- Died: 1559 St Boswells
- Education: literate
- Occupation: Scottish tenant farmer
- Known for: extant records of her life
- Spouse: John Stoddart
- Children: three

= Marion Cochrane =

Marion Cochrane (died 1559) was a Scottish tenant farmer known because of the extant records about her. She spent her life at Lessuden (now St Boswells) in Roxburghshire (now the Scottish Borders).

==Life==
Cochrane lived in the village of Lessudden although that settlement is now known as St. Boswells. The village was in Roxburghshire. At some point she married John Stoddart who lived at Lessudden as in 1550 she is recorded as his widow. She and John had children and she was still young so there was a chance of a remarriage. However she was literate and she recorded in some detail how her property was managed. Widows owning and managing properties was not unusual but Cochrane is important because her records are extant.

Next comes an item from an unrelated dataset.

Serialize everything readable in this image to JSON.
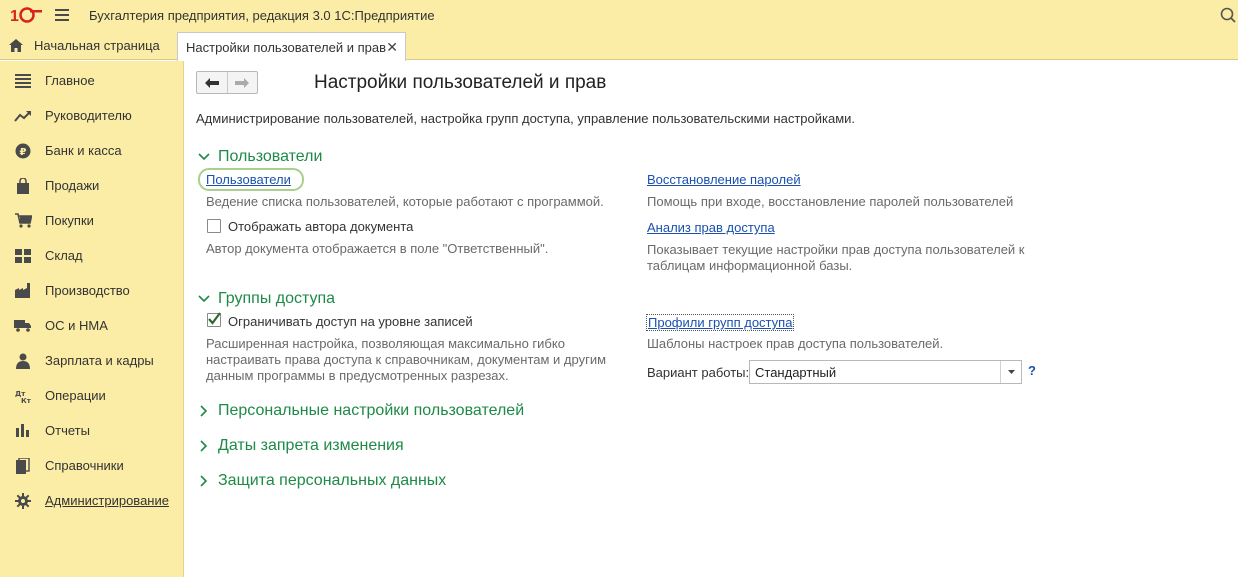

At some time before 1555 Cochrane's only son James died and this event justified her recording the details of the property that James sisters (her daughters) would inherit. In time her daughter Christian married Robert who was the son of Ninian Bryden. A pre-nuptial agreement was made which recorded that although Robert would live and work their land, Marion would retain the rights to it in her lifetime. Cochrane's younger daughter was given a financial package to compensate her for the family's land going to Robert and Christian.

In 1557 Marion was able to establish her rights to 45 Scottish acres of land. She was closely related to the previous occupier who had died and rights were presumed because of occupation. She had a feu charter to this land and her daughter Christian could inherit her rights as owner-occupier. She had to find a down payment and an annual charge but a feu charter gave a good chance of her family's future prosperity. She was among 32 people at that time who obtained rights to lands previously owned by Melrose Abbey. These lands had been bought and resold, at a tidy profit, by Henry Sinclair, then Dean of Glasgow, before they were offered to the 32.

Cochrane died in Lessudden (St Boswells) in 1559.